INGmGermanic Mythology
From the Germanic *Ingwaz, possibly meaning "ancestor". This was the name of an obscure old Germanic fertility god who was considered the ancestor of the tribe the Ingaevones. It is possible he was an earlier incarnation of the god Freyr.
KRIEMHILDfGerman (Rare), Germanic Mythology
Derived from the Germanic elements grim "mask" and hild "battle". Kriemhild was a beautiful heroine in the Germanic saga the 'Nibelungenlied', where she is the sister of Günther and the wife of Siegfried. After her husband is killed by Hagen with the consent of Günther, Kriemhild tragically exacts her revenge.
LORELEIfGermanic Mythology
From a Germanic name meaning "luring rock". This is the name of a rock headland on the Rhine River. Legends say that a maiden named the Lorelei lives on the rock and lures fishermen to their death with her song.
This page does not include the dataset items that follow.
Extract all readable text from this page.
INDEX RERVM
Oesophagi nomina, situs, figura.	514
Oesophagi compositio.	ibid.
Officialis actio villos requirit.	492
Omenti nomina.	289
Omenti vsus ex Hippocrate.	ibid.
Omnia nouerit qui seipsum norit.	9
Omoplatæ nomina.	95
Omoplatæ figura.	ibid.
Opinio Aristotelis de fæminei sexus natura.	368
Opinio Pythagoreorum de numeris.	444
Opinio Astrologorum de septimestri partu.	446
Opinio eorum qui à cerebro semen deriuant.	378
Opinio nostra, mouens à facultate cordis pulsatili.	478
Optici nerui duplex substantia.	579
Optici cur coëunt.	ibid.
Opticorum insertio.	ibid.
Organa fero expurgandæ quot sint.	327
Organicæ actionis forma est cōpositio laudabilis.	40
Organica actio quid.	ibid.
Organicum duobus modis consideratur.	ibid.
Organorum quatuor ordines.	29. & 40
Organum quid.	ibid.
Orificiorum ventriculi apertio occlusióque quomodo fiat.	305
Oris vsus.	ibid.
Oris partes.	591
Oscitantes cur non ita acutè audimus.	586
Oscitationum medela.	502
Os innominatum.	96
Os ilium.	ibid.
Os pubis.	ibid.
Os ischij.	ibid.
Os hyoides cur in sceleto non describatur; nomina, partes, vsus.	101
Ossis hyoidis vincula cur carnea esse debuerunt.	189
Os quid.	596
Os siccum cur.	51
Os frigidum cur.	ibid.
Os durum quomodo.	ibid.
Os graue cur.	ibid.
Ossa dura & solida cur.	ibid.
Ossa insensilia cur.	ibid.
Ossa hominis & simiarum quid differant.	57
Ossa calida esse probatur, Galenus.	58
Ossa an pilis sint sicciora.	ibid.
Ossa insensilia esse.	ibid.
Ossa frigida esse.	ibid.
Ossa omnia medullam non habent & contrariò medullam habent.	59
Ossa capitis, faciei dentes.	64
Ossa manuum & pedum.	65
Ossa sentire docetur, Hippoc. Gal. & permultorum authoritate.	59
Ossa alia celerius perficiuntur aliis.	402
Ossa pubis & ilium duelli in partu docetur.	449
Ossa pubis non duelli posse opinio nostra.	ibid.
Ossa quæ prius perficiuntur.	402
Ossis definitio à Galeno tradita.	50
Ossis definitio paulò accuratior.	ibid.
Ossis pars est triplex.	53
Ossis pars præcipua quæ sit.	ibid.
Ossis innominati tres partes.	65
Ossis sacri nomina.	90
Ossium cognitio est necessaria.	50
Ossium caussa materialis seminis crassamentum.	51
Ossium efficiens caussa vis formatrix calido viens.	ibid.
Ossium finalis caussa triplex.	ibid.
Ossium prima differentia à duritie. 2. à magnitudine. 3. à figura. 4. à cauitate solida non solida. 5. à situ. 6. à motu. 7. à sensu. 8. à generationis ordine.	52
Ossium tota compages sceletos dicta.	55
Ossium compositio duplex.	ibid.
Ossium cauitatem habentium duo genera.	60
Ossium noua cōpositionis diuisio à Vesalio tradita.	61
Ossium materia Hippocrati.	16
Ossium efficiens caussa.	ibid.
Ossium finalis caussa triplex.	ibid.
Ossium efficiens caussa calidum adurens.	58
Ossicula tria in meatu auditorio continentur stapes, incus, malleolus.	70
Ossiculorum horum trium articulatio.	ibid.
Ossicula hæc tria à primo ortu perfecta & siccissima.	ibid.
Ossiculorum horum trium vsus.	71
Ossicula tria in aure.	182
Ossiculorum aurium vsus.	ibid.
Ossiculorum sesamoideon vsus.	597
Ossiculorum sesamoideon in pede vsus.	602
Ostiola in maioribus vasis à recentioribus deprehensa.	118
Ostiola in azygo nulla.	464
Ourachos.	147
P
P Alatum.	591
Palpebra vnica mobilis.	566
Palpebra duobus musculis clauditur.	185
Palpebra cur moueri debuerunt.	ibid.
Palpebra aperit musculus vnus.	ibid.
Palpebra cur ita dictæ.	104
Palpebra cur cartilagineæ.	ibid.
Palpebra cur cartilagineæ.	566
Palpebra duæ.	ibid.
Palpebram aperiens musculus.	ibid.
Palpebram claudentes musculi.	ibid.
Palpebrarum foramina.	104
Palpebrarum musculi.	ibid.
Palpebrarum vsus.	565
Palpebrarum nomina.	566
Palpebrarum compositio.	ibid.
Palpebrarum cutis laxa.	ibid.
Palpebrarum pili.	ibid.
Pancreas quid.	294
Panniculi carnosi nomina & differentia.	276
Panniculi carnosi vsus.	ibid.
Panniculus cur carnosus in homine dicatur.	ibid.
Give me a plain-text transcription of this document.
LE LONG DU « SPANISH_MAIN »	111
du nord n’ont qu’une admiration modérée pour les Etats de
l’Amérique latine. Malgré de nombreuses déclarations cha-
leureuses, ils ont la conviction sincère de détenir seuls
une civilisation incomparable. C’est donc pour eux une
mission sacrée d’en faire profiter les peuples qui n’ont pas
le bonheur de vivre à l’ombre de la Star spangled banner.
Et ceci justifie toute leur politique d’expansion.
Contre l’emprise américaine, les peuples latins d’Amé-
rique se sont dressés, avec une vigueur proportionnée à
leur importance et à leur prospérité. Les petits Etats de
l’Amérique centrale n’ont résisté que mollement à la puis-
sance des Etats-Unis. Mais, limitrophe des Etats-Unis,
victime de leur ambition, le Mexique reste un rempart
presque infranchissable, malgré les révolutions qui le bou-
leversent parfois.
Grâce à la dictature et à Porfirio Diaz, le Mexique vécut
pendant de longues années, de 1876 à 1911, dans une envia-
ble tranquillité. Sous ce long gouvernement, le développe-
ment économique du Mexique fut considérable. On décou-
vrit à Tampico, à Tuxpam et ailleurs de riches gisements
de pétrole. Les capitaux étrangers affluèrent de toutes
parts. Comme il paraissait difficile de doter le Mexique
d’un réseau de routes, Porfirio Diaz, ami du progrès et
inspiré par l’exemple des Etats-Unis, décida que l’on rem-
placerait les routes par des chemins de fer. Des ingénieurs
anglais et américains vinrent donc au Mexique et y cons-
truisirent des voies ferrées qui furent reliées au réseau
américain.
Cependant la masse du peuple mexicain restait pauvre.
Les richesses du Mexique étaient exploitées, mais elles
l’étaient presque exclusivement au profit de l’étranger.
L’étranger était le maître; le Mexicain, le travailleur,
NERTHUSfGermanic Mythology
Latinized form of Nerþuz, the Germanic (feminine) equivalent of Njörðr (see NJORD). Nerthus was a Germanic goddess of fertility as described by the Roman historian Tacitus in the 1st century.
SIEGFRIEDmGerman, Germanic Mythology
Derived from the Germanic elements sigu "victory" and frid "peace". Siegfried was a hero from Germanic legend, chief character in the 'Nibelungenlied'. He secretly helped the Burgundian king Günther overcome the challenges set out by the Icelandic queen Brünhild so that Günther might win her hand. In exchange, Günther consented to the marriage of Siegfried and his sister Kriemhild. Years later, after a dispute between Brünhild and Kriemhild, Siegfried was murdered by Hagen with Günther's consent. He was stabbed in his one vulnerable spot on the small of his back, which had been covered by a leaf while he bathed in dragon's blood. His adventures were largely based on those of the Norse hero Sigurd. The story was later adapted by Richard Wagner to form part of his opera 'The Ring of the Nibelung' (1876).
SIEGLINDEfGerman, Germanic Mythology
Derived from the Germanic elements sigu "victory" and lind "soft, tender, flexible". Sieglinde was the mother of Siegfried in the Germanic saga the 'Nibelungenlied'.
WIELANDmGerman, Germanic Mythology
Meaning uncertain, perhaps a derivative of Germanic wela meaning "skilled, artful". In Germanic mythology Wieland (called Völundr in Old Norse) was an unequaled smith and craftsman.
WODANmGermanic Mythology
Continental Germanic cognate of Óðinn (see ODIN).